Neighbor embedding methods t-SNE and UMAP are the de facto standard for visualizing high-dimensional datasets. Motivated from entirely different viewpoints, their loss functions appear to be unrelated. In practice, they yield strongly differing embeddings and can suggest conflicting interpretations of the same data. The fundamental reasons for this and, more generally, the exact relationship between t-SNE and UMAP have remained unclear. In this work, we uncover their conceptual connection via a new insight into contrastive learning methods. Noisecontrastive estimation can be used to optimize t-SNE, while UMAP relies on negative sampling, another contrastive method. We find the precise relationship between these two contrastive methods and provide a mathematical characterization of the distortion introduced by negative sampling. Visually, this distortion results in UMAP generating more compact embeddings with tighter clusters compared to t-SNE. We exploit this new conceptual connection to propose and implement a generalization of negative sampling, allowing us to interpolate between (and even extrapolate beyond) t-SNE and UMAP and their respective embeddings.

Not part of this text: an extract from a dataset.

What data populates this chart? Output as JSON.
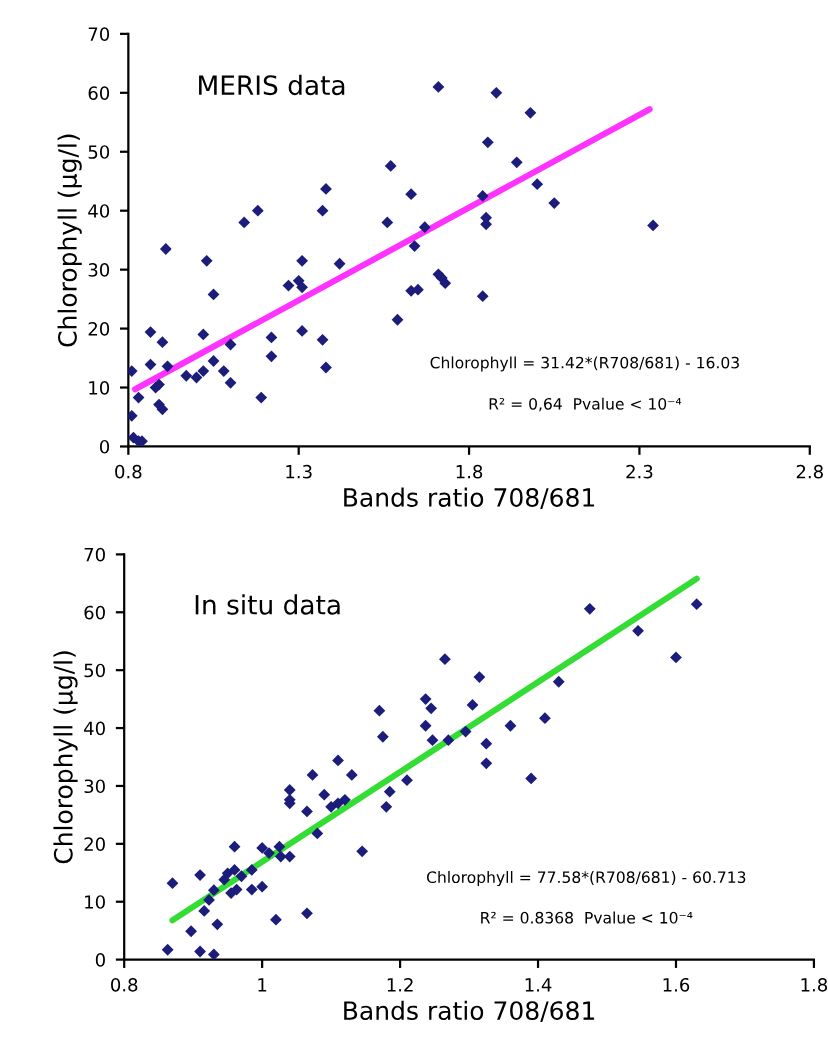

Moving along this spectrum of embeddings leads to a trade-off between discrete / local and continuous / global structures, mitigating the risk of over-interpreting ostensible features of any single embedding. We provide a PyTorch implementation.

1. INTRODUCTION

Low-dimensional visualization of high-dimensional data is a ubiquitous step in exploratory data analysis, and the toolbox of visualization methods has been rapidly growing in the last years (McInnes et al., 2018; Amid & Warmuth, 2019; Szubert et al., 2019; Wang et al., 2021) . Since all of these methods necessarily distort the true data layout (Chari et al., 2021) , it is beneficial to have various tools at one's disposal. But only equipped with a theoretic understanding of the aims of and relationships between different methods, can practitioners make informed decisions about which visualization to use for which purpose and how to interpret the results. The state of the art for non-parametric, non-linear dimensionality reduction relies on the neighbor embedding framework (Hinton & Roweis, 2002) . Its two most popular examples are t-SNE (van der Maaten & Hinton, 2008; van der Maaten, 2014) and UMAP (McInnes et al., 2018) . Both can produce insightful, but qualitatively distinct embeddings. However, why their embeddings are different and what exactly is the conceptual relation between their loss functions, has remained elusive. Here, we answer this question and thus explain the mathematical underpinnings of the relationship between t-SNE and UMAP. Our conceptual insight naturally suggests a spectrum of embedding methods complementary to that of Böhm et al. (2022) , along which the focus of the visualization shifts from local to global structure (Fig. 1 ). On this spectrum, UMAP and t-SNE are simply two instances and inspecting various embeddings helps to guard against over-interpretation of apparent structure. As a practical corollary, our analysis identifies and remedies an instability in UMAP.